Australian Hearing
Australian Hearing is a statutory authority constituted under the Australian Hearing Services Act 1991, reporting to the Minister for Human Services, and is within the Department of Human Services portfolio. Australian Hearing is the largest Australian government-funded hearing aid dispensing company providing hearing care and technologies. One of their areas of interest is hearing testing and rehabilitation of children under the age of 26.
Its research division, the National Acoustic Laboratories, takes part in collaborative research for the Cooperative Research Centre for Cochlear Implant and Hearing Aid Innovation (CRC HEAR). Its research can be broadly divided into the areas of hearing assessment, hearing loss prevention, hearing rehabilitation devices and hearing rehabilitation procedures.
History
Australian Hearing is the current incarnation of the Acoustic Research Laboratory that was set up in 1942. Its initial purpose was the investigation of noise on behalf of the Australian Military during World War II. After the war it helped those children whose hearing was affected by earlier rubella outbreaks.
The Commonwealth Department of Health (now the Department of Health and Ageing) took over the Laboratory and was renamed the Commonwealth Acoustic Laboratories, with the aim of providing hearing services for children and veterans.

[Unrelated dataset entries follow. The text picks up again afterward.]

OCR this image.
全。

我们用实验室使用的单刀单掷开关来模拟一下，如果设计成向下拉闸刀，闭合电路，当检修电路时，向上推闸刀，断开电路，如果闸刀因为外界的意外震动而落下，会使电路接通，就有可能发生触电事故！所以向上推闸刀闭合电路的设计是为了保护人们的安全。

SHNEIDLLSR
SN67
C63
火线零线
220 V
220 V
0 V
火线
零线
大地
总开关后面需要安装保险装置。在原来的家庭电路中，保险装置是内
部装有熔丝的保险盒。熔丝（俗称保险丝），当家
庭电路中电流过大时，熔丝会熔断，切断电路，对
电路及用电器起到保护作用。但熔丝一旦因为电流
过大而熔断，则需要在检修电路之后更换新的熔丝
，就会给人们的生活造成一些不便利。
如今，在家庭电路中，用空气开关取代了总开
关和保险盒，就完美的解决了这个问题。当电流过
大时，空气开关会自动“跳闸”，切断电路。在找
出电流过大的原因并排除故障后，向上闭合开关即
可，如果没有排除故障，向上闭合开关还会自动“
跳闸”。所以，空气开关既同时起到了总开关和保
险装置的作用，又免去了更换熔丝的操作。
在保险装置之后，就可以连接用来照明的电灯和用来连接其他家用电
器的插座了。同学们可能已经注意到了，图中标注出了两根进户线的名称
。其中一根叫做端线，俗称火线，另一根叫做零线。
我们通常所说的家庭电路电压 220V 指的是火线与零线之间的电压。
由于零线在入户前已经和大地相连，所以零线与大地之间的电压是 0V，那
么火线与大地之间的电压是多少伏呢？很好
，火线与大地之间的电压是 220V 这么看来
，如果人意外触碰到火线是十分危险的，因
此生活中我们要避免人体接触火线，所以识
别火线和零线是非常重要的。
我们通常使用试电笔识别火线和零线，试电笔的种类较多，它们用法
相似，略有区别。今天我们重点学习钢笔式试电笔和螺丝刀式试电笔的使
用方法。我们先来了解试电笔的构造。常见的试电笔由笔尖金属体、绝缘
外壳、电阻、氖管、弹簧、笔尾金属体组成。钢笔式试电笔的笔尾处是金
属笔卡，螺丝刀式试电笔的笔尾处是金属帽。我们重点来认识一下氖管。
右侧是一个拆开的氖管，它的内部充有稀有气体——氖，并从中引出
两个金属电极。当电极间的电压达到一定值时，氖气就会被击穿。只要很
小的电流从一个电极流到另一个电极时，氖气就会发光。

It was in 1973 renamed the National Acoustic Laboratories.
The Australian Hearing Services Act 1991 established it as Australian Hearing Services, a Commonwealth Government statutory authority. The name National Acoustics Laboratories was retained for its research division. When the Department of Human Services was formed in 2004, the agency now known as Australian Hearing was moved into its portfolio.
Eligibility criteria
To be eligible for hearing services from Australian Hearing, one must be an Australian resident or permanent resident, and meet one of the following categories:
- Anyone under the age of 26 (before 1 January 2012 eligibility was lost at 21),
- Holders of Pensioner concession cards, or their dependants,
- Recipients of a sickness allowance from Centrelink, or their dependants,
- Department of Veterans' Affairs Gold Repatriation Health Card holders, or their dependants,
- Department of Veterans' Affairs White Repatriation Health Card holders where hearing loss is specified, or their dependants,
- Australian Defence Force personnel,
- Aboriginal and Torres Strait Islander peoples aged 50 and over,
- Aboriginal and Torres Strait Islander peoples participating in a Community Development Employment Project (CDEP).
Possible privatisation
In February 2014, the National Commission of Audit recommended in its Phase One Report that the Commonwealth sell its interest in Australian Hearing.[1]